There’s more to this than just cops and donuts, keep reading.

The US Surgeon General, himself a Trauma Surgeon and a police officer in Arizona (interesting guy), today asked cops to lay off the Donuts:

In remarks to the National Sheriff’s Association, Carmona said that “being overweight or obese directly impacts job performance when you’re trying to defend the public safety. Remember, when you are called upon, you [must] be ready to back up your partner or a citizen. To me, failing at this calling when challenged would be a fate worse than death.”

Now, this is one of those things that’s obvious but needs to be said, and not just to police officers. As an interesting bit of motivational psychology this will help: for a group to really buy into the delivered message it neeeds to come from someone who’s both credible and one of them, otherwise it’s just preaching, and the more insular the group the more important the messenger.
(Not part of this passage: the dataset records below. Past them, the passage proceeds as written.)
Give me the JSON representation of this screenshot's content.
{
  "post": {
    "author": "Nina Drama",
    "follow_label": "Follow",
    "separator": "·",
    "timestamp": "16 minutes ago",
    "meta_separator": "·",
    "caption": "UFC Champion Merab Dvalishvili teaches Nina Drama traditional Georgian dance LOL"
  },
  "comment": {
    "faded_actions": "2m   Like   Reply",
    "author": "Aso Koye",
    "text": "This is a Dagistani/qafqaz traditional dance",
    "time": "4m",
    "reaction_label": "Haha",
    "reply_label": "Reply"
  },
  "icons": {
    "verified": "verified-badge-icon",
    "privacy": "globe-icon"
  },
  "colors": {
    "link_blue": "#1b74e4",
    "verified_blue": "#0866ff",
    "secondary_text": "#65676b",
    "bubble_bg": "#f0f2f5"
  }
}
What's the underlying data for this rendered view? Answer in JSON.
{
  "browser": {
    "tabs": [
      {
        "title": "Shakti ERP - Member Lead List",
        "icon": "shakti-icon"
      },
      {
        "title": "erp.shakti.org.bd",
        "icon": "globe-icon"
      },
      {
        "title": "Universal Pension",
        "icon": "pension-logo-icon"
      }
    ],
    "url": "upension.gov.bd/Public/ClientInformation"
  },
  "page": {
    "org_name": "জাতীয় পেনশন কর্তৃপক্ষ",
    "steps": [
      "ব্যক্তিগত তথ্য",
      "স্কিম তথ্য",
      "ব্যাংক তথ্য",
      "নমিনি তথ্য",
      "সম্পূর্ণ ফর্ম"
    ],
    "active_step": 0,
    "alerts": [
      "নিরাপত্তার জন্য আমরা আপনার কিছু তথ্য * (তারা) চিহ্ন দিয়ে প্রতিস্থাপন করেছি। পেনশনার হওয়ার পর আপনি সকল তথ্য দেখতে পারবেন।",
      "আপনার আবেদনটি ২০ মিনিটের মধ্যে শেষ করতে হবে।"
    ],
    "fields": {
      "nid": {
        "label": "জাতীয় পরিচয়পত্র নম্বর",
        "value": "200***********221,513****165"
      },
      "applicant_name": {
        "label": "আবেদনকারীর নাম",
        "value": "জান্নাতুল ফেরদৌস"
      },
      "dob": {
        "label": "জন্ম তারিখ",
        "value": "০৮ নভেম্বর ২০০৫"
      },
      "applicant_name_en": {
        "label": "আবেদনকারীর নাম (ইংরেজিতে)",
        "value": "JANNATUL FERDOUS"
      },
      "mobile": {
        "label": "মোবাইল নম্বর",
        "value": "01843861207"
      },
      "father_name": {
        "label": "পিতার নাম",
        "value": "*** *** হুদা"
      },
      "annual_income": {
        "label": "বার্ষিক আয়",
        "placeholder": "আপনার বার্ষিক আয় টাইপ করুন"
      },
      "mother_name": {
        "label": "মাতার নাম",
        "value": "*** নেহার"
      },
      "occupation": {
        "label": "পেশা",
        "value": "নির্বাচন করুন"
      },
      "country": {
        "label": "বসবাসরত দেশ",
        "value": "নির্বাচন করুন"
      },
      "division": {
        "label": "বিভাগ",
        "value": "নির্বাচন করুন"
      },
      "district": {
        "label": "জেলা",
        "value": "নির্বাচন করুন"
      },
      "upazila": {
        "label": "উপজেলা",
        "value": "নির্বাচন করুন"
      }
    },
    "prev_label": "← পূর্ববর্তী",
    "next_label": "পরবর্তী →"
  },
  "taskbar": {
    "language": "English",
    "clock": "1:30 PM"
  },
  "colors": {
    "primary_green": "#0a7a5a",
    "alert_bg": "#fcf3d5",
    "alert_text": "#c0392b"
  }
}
This reminds me to opine about a very real problem the massively obese are getting themselves into, and that is that it very much harder to care for and evaluate obese patients medically. According to my elders in this specialty, seeing a 400 pound patients used to be a once a year, and we all have stories about 600 plus pound patients, but now it’s at least a weekly event to see 400 pound patients, or more, in the ED. It isn’t surprising, as the population is fattening up and aging, both of which make you more medically fragile.

Obesity severely limits applying the standard of care to patients, because the machines cannot handle the size or the weight. Our CT scanner in rated to 350 pounds, and it’s terrific, but if you’re a patient and you would have a CT scan under 350, it’s a problem to get it done when you weigh more than the machine is rated for. It’s been pushed a couple of times, but that can backfire and leaves us with a broken scanner and a bunch of people who need scans and get delayed. This also goes for the Cardiac Cath table and a lot of nuclear medicine equipment.

Reportedly there is one CT scanner in town that goes to 500 pounds, but it’s at one of those free-standing radiology centers so it’s only open during the day, which limits its usefulness when it’s 0230 Sunday morning.

MRI isn’t any better, because the hole size is smaller than a CT, even if the total pounds are ok there’s only so much size that will fit. I thought I had this solved once with an open MRI, but there wasn’t enough room for the patient’s chest to fit under the magnet to get the head scanned.

So, add ‘limited technical ED evaluation’ to the list of reasons to avoid obesity.


  1. You can include “limited availability of nurses” on that list as well.
    The very obese requires at the very least 4 RN’s, and sometimes the big burly guys of Security to help move them around.
    Gathering 4 RN’s for a quick boost is usually do-able, but having to have them stick around and hold a large patient over for something takes a lot of coordination of resources. Whatever they need done may not happen for hours.

  2. GruntDoc says:

    That’s an excellent point, and worth mentioning. It’s very foreboding to watch about 5 great big firefighters help move a massively obese patient onto a gurney, then turn over the care to a single nurse.

  3. Dr. Kranky says:

    As a surgeon I can also tell you that it’s BITCH to operate on the morbidly obese. I wonder if Medicare and other insurers will allow me to add the “extra difficult” modifier to my CPT code when I charge for an operation.